Que dit le texte ? La Corse est décrite sous l'angle de « ses intérêts propres liés à son insularité méditerranéenne, à sa communauté historique, linguistique, culturelle, ayant développé un lien singulier à sa terre ». Comment savoir s'il y a un doute sur l'attachement à la France ? Observons que la crise de l'État, dont les services publics sont toujours plus défaillants, conduit certains territoires à se dire qu'ils y arriveraient mieux tout seuls. L'espoir est si fort chez les autonomistes que Corse Matin titrait « fumée blanche place Beauvau ». Le projet devra quand même être voté par les deux chambres du Parlement, puis adopté par le Congrès à la majorité des trois cinquièmes. Les Corses hostiles à cette évolution espèrent que le Sénat jouera son rôle de garde-fou.

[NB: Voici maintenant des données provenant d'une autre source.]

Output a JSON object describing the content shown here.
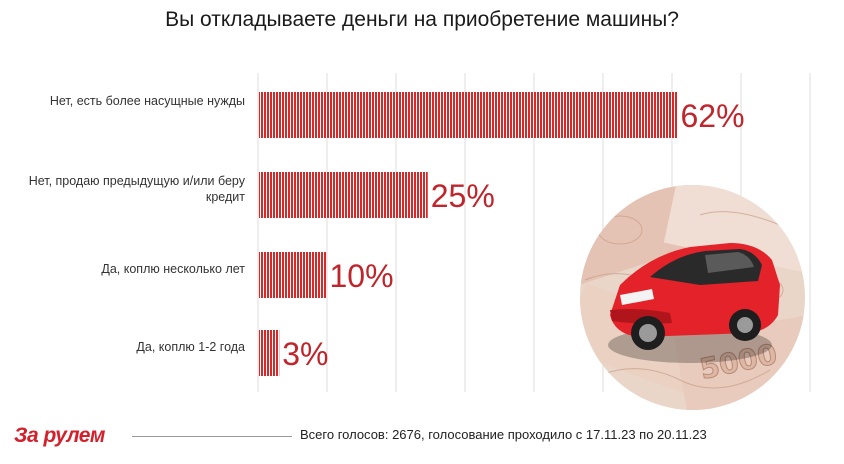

Pour Gérald Darmanin, « il n'y a pas de séparation de la Corse avec la République » puisqu'on « n'évoque ni le peuple, ni le statut de résident, ni la co-officialité de la langue » (Actu.fr). Rappelons que l'autonomie n'est pas l'indépendance, comme le note TF1 : « La Polynésie française, (…) [est] dotée de l'autonomie, en vertu de l'article 74 de la Constitution. (…) La collectivité peut agir sur un vaste périmètre : droit à l'emploi, fiscalité, formation professionnelle, commerce extérieur, desserte maritime, droit du travail, sécurité civile ou encore enseignement du second degré. »
La Corse n'aurait-elle pas à y perdre ? L'autonomie en ferait-elle une sorte de DOM-TOM ? L'Île de Beauté – cette montagne dans la mer – a toujours cherché à surmonter son insularité, en se plaçant sous suzeraineté continentale, de Gênes ou de Paris. Aucun État ne lui a jamais reconnu une quelconque indépendance. Le rattachement à la France en novembre 1789 se fit à la demande des députés corses. Et l'homme des Lumières Pascal Paoli (1725-1807) disait qu'il aimait« l'union avec la libre nation française car désormais nous sommes tous à égalité avec les autres citoyens ».
Justement, le risque d'une rupture d'égalité existe-t-il ? Si l'éducation devenait régionale, qui recruterait les enseignants et quelles perspectives s'offriraient aux étudiants ? Qu'adviendrait-il de la santé si la carte vitale venait à disparaître ? Déjà, la Corse ne dispose pas de CHU pour ses 350 000 habitants. L'autonomie serait un prétexte poli et commode qui accroîtrait le sentiment d'abandon.
Un risque de contagion se profile aussi : le président de la région Bretagne Loïg Chesnais-Girard (ex-PS) a déjà demandé à Gérald Darmanin de « reconnaître la diversité des territoires dans un cadre commun ». Selon lui, notre pays « crève de son centralisme ». Dès le 14 mars, Frédéric Bierry, président (LR) de la Collectivité européenne d'Alsace (CEA), indiquait aussi qu'« on doit prendre en compte d'autres territoires qui ont une histoire particulière ». À ce compte-là, certains imaginent déjà que la Seine-Saint-Denis réclamera un jour son autonomie.